Dengan kepengurusan yang baru Pengurus Besar Persatuan Menembak dan Berburu Indonesia (PB PERBAKIN) di bawah komando Bambang Trihatmodjo, cabang menembak diharapkan lebih maju dibanding tahun sebelumnya.
"Cabang menembak merupakan cabang olympic dan selalu dipertandingkan di berbagai multi-event nasional, ASEAN, Asian Games maupun Olimpiade. Melalui pembinaan atlet yang berkesinambungan, tidak menutup kemungkinan akan lahir atlet menembak yang handal di tahun mendatang,†jelasnya dalam rilis yang diterima redaksi, Sabtu pagi (6/9).
Menurut Tono banyak nomor yang dipertandingkan di olahraga menembak, bahkan bisa mencapai 36 nomor. Dengan begitu, peluang meraih medali emas di cabang menembak sangat besar bila penempaan atlet nasional benar-benar terprogram menuju Indonesia Emas.
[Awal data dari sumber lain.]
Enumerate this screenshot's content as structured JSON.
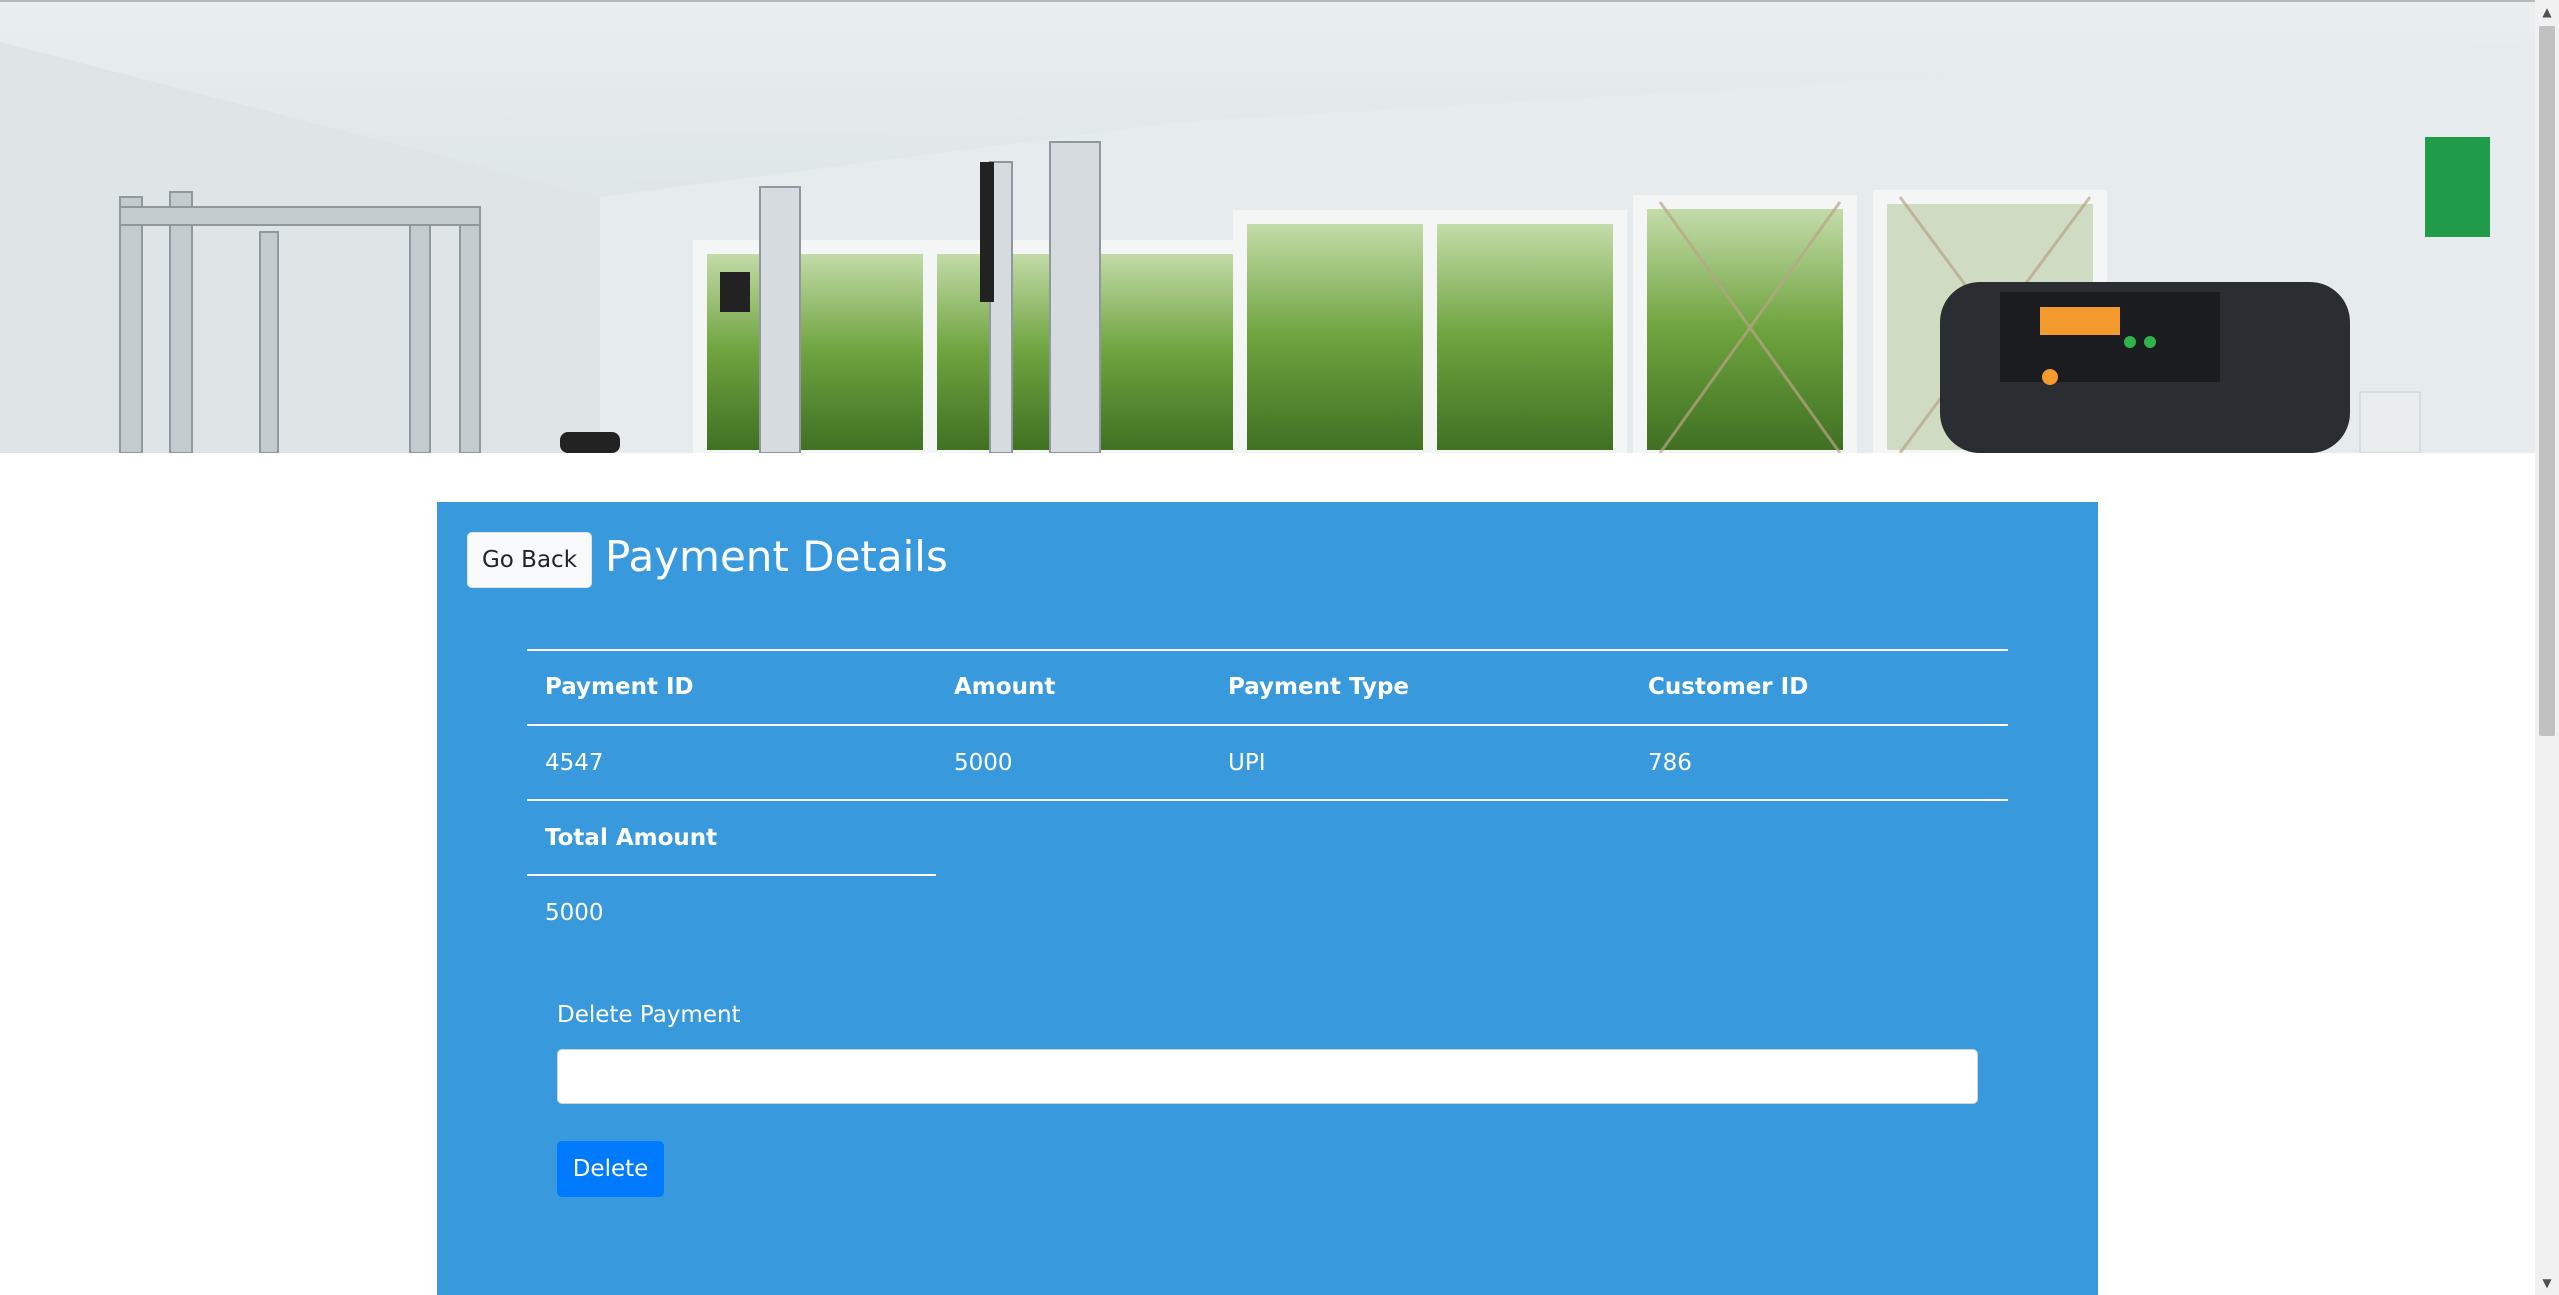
{
  "header": {
    "go_back_label": "Go Back",
    "title": "Payment Details"
  },
  "table": {
    "columns": [
      "Payment ID",
      "Amount",
      "Payment Type",
      "Customer ID"
    ],
    "rows": [
      [
        "4547",
        "5000",
        "UPI",
        "786"
      ]
    ],
    "total_label": "Total Amount",
    "total_value": "5000"
  },
  "delete_form": {
    "label": "Delete Payment",
    "input_value": "",
    "input_placeholder": "",
    "button_label": "Delete"
  },
  "colors": {
    "card_background": "#3899dc",
    "primary_button": "#007bff",
    "light_button": "#f8f9fa"
  },
  "icons": {
    "scroll_up": "scroll-up-arrow-icon",
    "scroll_down": "scroll-down-arrow-icon"
  }
}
"Atlet menembak nasional sebenarnya di Indonesia juga banyak, bahkan bisa diambil dari sektor kepolisian dan angkatan darat. Para petembak yang kini menjadi anggota polisi dan angkatan darat, laut, dan udara bisa dibina menjadi atlet nasional," tuturnya.
Tono menambahkan, pembinaan atlet olahraga menembak memiliki sedikit kendala terutama dalam persiapan peluru. Namun dengan kekompakan pengurus dalam melahirkan atlet nasional, pihaknya optimis semua permasalahan dapat diatasi, apalagi setelah adanya kerjasama dengan perusahaan peluru PT Pindad.
Sementara itu Bambang juga berharap cabang menembak difokuskan untuk meningkatkan prestasinya di SEA Games Singapura 2015. Paling tidak satu emas dapat dibawa pulang ke Indonesia.
"Menembak wajib menaikkan perolehan medali, paling tidak emas. Di SEA Games Myanmar 2013 Indonesia hanya mampu membawa pulang satu keping perak," tambah Bambang Trihatmojo didampingi wakil Ketua umum PB Perbaikin Yapto Suryosumarno.
PB Perbakin juga mendapat kepercayaan dari Federasi Olahraga Menembak Internasional (ISSF) menunjuk Indonesia sebagai tuan rumah kejuaraan dunia reaksi cepat. Diharapkan ajang ini terlaksana pada 2016.
"Untuk provinsinya sedang dicari. Kemungkinan Bali atau Jawa Timur yang akan jadi penyelenggara," kata Bambang.